Reviewer: JAMES ACKLAND
Label - Cinema Cult
Audio - English (Dolby Digital 2.0)
Aspect Ratio - 1.78:1
Region Coding - B (Blu-Ray)
TV Standard - PAL
Rating - R18+
Year of Release - 1979
`Buy here from Screenpop
Tagline: In Borstal survival rules
Alan Clark gives a brutally honest inside look into juvenile detention system in 1970's England.
Carlin (Ray Winstone) is sent to a borstal for young offenders after knocking down a police officer and is quickly submerged into a world of hierarchy, abuse and power.
Within the Borstal walls life is directed by the Screws, adult supervisors who answer to the Governor. The Screws then confer with the head prisoner, the Daddy. The Daddy's job is to keep order within the other inmates through fear and pressure. You'll witness physical, mental and sexual abuse. Heavy acts of racism and humiliation leading to the inevitable disintegration of the human spirit. The blind eye turned on those in apparent rehabilitation is clearly marked in the governors firm statement "There is no violence here!"
Carlin soon learns to use physical intimidation and the prisoners moral code of conduct to rise amongst the ranks. Once there life allows some kind of privilege and he is able to better manage himself and fellow inmates. But amongst corrupt officials and the bad seeds order must be dealt with some very harsh penalties.
There is no facing away from the violence and abuse shown here. To present it in another way would be false. I'm sure there were less harsh institutions and I'm sure there were even more violent ones.
Clark was known for his unflinching realism in many of his television works and here we see him free of many constrains that would censor his vision. We never leave the borstal to see the outside world, we the audience are imprisoned with the unfairly young inmates and suffer many of the violence they deal with daily.

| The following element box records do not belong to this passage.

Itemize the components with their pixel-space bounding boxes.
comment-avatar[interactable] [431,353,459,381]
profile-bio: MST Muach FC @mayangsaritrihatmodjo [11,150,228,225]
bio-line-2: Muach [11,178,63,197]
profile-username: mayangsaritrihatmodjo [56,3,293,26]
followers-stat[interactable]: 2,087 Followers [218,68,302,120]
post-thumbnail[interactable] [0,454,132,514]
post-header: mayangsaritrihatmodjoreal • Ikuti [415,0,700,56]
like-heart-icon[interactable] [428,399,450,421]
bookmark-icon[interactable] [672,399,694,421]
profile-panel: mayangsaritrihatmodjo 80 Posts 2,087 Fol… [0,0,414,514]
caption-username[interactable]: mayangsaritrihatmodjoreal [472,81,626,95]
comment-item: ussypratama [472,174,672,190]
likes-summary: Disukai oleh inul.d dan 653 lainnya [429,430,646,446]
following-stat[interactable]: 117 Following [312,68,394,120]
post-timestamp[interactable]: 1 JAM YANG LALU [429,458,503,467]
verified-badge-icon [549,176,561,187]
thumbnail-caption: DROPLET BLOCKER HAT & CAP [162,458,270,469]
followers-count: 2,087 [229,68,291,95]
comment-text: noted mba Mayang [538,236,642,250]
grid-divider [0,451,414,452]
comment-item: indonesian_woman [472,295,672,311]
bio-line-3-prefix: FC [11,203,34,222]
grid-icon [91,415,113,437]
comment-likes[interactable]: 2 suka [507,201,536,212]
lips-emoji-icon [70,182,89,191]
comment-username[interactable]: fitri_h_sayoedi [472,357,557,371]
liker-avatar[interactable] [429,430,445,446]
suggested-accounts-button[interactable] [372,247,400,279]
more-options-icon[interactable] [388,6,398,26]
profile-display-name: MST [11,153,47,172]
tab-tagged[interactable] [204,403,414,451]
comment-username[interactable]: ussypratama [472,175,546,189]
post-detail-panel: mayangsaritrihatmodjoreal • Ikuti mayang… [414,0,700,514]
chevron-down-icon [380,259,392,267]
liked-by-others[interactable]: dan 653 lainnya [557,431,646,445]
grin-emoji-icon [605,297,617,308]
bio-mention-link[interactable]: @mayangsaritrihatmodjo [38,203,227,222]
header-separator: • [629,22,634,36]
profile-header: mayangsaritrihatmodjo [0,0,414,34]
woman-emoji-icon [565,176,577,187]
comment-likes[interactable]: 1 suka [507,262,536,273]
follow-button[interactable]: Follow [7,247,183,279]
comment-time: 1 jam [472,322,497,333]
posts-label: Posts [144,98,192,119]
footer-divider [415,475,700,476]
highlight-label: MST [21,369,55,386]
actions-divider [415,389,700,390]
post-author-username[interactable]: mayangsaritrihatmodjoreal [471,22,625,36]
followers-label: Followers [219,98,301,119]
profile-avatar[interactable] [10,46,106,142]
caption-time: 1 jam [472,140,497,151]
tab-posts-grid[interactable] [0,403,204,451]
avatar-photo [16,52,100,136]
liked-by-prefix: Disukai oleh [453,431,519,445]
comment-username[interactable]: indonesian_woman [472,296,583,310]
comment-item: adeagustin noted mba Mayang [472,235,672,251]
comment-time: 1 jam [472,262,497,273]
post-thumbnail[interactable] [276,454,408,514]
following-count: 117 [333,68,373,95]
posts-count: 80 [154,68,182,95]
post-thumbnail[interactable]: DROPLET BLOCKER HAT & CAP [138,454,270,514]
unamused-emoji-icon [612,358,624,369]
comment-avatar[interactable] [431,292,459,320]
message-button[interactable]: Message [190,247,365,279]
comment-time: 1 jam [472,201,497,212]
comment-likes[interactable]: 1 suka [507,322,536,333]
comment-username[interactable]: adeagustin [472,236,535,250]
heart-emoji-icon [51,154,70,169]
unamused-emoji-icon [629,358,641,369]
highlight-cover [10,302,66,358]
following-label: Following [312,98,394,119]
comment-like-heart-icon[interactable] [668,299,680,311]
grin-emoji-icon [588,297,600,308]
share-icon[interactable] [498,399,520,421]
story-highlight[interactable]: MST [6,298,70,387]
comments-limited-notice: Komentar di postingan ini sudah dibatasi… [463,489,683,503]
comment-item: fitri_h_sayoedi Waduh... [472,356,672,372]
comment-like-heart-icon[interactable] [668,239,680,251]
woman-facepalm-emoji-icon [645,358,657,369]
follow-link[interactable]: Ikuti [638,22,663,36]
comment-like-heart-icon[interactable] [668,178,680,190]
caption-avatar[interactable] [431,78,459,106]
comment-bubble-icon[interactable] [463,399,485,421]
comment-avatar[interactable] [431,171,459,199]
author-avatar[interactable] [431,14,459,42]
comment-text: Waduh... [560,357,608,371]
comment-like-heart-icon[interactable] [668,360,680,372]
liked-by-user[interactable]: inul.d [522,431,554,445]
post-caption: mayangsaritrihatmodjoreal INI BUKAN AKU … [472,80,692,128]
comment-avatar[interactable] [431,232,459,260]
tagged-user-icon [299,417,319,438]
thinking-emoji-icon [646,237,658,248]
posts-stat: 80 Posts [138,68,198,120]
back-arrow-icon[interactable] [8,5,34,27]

Winstone had actually just been kicked out of drama school for vandalism and went to a round of auditions so he could have a beer afterwards with some fellow actors. Clark noticing Winstones cockiness cast him then and there.
Scum was originally shot 2 years prior as a TV play for the popular series Play for today. However it's presentation of the grim reality was too much for the BBC and it was banned before even screening. In a clear sign of disappointment and retaliation Clarke then decided to make the full movie version we have today which upon release was quickly included into the Video nasty category a term infamously used in the early 1980s. Reality for brits was to be seen on shows like Coronation street and the Two Ronnies as far as the government managed censor board would have it.
The incredibly young and even then talented Ray Winstone may be the familiar actor in Scum but as far as performance goes, he is relegated as the second player to Mick Ford's Archer. A vegetarian literary type who relishes using his wit and intellect to obtain small wins over the hand that feeds. So effortlessly played and an important character to have amongst the cast.
Also of note are nods to Stanley Kubrick's Clockwork Orange. Is this the alternative to Alex's treatment? And the governor (Peter Howell) bears more than a passing resemblance and mannerisms to Clockwork's Minister of the interior.
Clarke would go on to direct Made in England (1982) introduce the world to Tim Roth, direct David Bowie in Baal (1982) and Gary Oldman in The Firm (1989) before succumbing to cancer in 1990.
This was my first watch of Scum and to be honest while I have maybe read about it in a few film magazines I knew very little about it. While it's a very tough watch I have to also conclude that it is a British classic and a document of high importance.
Scrum remains as harrowing, controversial and important as it was in 1979.
The Blu ray transfer of the film is brilliant, crisp and clear. As is the audio track. It's been superbly maintained. The only beef I have with this release is its lack of any kind of extras that have been available on other releases. Overall we are glad that Shock has brought this to us locally and made it willingly available ; and most importantly uncut.